Engagement with news on social media and vaccine confidence

We tested whether one's self-reported likelihood of receiving the vaccine predicted sharing or interacting with lower-quality information online. To do this, we first examined whether one's likelihood of receiving the COVID-19 vaccine was associated with the number of hyper-partisan URLs one shared on their Twitter timeline, based on a prior list of hyper-partisan URLs (32) and the “Iffy News” Index (44). This variable was collected at the time participants used the app and shown to participants as part of their “fake news score.” A total of 1030 hyper-partisan websites were shared in the full sample, and people shared about 0.77 (SD = 5.34) hyper-partisan news URLs on their Twitter timeline on average. One's likelihood of receiving the vaccine negatively predicted the sharing of hyper-partisan news sites, β = −0.07, 95% CI = [−0.12, −0.02], P = 0.007. This effect remained significant when controlling for a number of other factors measured in the app, such as political conservatism, affective polarization (favorability toward the ingroup minus favorability toward the outgroup), conspiracy mentality, mental health, life satisfaction, age, gender, having a Bachelor's degree, number of followers, and number of accounts followed, β = −0.14, 95% CI = [−0.20, −0.07], P < 0.001. Indeed, in this multiple regression, the only remaining significant predictor of hyper-partisan news sharing besides vaccine hesitancy was age, β = 0.21, 95% CI = [0.14, 0.29], P < 0.001, replicating prior work about age and fake news sharing (27), and affective polarization was a marginally significant predictor, β = 0.08, 95% CI = [0.00, 0.16], P = 0.053 (all other Ps > 0.184). Overall, these results support H4. See Supplementary Appendix Tables S14 and 15 for full regression models and robustness checks.

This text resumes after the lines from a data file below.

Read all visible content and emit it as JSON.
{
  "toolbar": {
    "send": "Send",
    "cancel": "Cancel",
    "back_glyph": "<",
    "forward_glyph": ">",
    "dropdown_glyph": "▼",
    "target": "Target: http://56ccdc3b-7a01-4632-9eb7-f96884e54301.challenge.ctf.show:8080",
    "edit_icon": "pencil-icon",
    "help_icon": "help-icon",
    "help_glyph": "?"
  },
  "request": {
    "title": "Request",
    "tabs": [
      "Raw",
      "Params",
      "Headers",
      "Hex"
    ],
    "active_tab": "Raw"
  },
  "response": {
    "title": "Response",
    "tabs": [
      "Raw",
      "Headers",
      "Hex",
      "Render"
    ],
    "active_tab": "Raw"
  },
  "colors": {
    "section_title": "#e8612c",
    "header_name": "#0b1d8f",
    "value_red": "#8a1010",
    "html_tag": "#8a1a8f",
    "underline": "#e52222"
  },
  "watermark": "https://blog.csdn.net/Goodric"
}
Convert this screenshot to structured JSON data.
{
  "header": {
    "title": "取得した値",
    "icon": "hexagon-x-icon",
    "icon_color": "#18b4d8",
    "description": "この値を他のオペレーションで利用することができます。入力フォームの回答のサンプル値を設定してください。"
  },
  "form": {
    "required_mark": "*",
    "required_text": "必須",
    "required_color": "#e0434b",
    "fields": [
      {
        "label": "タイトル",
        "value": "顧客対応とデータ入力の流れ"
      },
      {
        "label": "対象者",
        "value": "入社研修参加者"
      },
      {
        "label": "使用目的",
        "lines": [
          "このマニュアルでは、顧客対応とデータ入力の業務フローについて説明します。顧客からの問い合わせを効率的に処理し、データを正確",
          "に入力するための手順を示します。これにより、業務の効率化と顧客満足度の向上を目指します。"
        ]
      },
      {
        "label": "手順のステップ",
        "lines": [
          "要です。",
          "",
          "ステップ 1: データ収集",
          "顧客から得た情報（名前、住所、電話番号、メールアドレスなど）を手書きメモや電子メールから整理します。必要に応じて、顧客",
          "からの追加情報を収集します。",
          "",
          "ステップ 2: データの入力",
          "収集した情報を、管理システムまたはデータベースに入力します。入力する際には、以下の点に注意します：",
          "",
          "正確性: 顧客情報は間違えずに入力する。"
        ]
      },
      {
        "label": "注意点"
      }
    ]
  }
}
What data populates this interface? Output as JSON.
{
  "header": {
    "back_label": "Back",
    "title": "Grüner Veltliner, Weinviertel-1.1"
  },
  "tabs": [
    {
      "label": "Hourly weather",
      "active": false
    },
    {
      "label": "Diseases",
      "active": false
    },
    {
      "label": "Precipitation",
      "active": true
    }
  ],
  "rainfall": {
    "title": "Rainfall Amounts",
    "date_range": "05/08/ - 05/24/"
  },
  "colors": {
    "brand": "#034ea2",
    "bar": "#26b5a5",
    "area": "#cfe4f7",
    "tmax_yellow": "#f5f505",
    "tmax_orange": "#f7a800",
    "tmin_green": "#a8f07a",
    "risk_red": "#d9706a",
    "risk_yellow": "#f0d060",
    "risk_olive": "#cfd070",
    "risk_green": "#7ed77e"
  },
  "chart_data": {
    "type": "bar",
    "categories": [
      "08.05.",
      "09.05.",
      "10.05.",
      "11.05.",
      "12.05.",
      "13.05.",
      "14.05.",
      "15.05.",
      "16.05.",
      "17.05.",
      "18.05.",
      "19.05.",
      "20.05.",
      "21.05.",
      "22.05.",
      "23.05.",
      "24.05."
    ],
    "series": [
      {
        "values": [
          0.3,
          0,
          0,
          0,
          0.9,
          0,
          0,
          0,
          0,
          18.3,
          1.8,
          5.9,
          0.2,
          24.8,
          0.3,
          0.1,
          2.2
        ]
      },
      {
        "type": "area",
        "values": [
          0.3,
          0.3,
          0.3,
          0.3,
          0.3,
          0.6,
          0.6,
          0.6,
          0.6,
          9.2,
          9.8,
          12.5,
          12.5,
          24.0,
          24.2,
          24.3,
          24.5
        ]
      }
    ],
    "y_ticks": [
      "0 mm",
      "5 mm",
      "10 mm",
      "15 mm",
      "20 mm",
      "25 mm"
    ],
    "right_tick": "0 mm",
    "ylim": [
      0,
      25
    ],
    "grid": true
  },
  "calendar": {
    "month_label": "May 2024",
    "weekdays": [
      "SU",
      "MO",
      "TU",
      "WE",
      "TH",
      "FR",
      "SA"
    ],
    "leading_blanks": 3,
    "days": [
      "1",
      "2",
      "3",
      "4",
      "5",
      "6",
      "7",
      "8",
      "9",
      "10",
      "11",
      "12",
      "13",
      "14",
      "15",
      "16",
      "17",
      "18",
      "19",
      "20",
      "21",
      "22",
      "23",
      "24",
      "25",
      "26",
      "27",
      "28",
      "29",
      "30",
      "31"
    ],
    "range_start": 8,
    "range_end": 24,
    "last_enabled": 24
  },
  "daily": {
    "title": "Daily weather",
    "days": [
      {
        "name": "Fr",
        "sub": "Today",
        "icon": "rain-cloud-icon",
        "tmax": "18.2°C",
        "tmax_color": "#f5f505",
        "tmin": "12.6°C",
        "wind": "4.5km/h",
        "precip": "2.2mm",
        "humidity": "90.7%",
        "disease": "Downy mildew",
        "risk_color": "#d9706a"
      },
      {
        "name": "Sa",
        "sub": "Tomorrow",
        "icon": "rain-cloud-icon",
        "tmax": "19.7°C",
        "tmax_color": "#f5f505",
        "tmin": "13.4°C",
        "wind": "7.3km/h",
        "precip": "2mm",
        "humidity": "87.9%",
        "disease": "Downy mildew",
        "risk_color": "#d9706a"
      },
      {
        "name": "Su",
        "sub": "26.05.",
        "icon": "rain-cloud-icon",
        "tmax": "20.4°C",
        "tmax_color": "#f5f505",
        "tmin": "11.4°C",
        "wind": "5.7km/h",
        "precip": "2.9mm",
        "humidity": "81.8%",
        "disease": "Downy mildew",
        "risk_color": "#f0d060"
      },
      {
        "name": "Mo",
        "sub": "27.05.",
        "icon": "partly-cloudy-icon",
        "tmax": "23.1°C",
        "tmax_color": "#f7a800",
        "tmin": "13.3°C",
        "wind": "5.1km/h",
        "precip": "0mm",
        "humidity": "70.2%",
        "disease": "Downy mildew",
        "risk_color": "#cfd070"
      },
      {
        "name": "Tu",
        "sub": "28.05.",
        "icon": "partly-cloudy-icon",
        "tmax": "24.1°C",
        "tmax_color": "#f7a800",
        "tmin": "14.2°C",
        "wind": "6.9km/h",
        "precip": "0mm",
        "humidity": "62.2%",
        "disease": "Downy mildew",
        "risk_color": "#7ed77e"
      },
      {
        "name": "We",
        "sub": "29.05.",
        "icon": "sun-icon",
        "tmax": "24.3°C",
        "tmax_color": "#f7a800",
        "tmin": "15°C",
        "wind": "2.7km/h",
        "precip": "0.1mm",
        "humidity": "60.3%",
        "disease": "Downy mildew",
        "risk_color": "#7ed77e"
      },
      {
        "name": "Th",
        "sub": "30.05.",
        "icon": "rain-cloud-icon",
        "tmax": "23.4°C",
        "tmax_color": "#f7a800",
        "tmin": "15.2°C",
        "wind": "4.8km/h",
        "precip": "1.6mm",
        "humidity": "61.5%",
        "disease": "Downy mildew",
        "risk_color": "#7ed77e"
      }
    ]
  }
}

We then replicated the above analysis using a more sensitive measure of the quality of news shared. To do this, we used NewsGuard, which provided us with a dataset of over 4500 news URLs along with a trustworthiness rating of each URL (as an example, breitbart.com has a trustworthiness rating of 49.5 out of 100). Using the Twitter API, we scraped 1,831,308 tweets from timelines of 1600 participants using the Twitter handles participants provided when they used the app. Of these, 46,202 contained URLs that could be given a “trustworthiness” rating by NewsGuard. We calculated a variable indicating the average trustworthiness of URLs shared per user. The mean trustworthiness of the URLs participants shared was 92.88 (SD = 14.01), indicating that our sample tended to share trustworthy news.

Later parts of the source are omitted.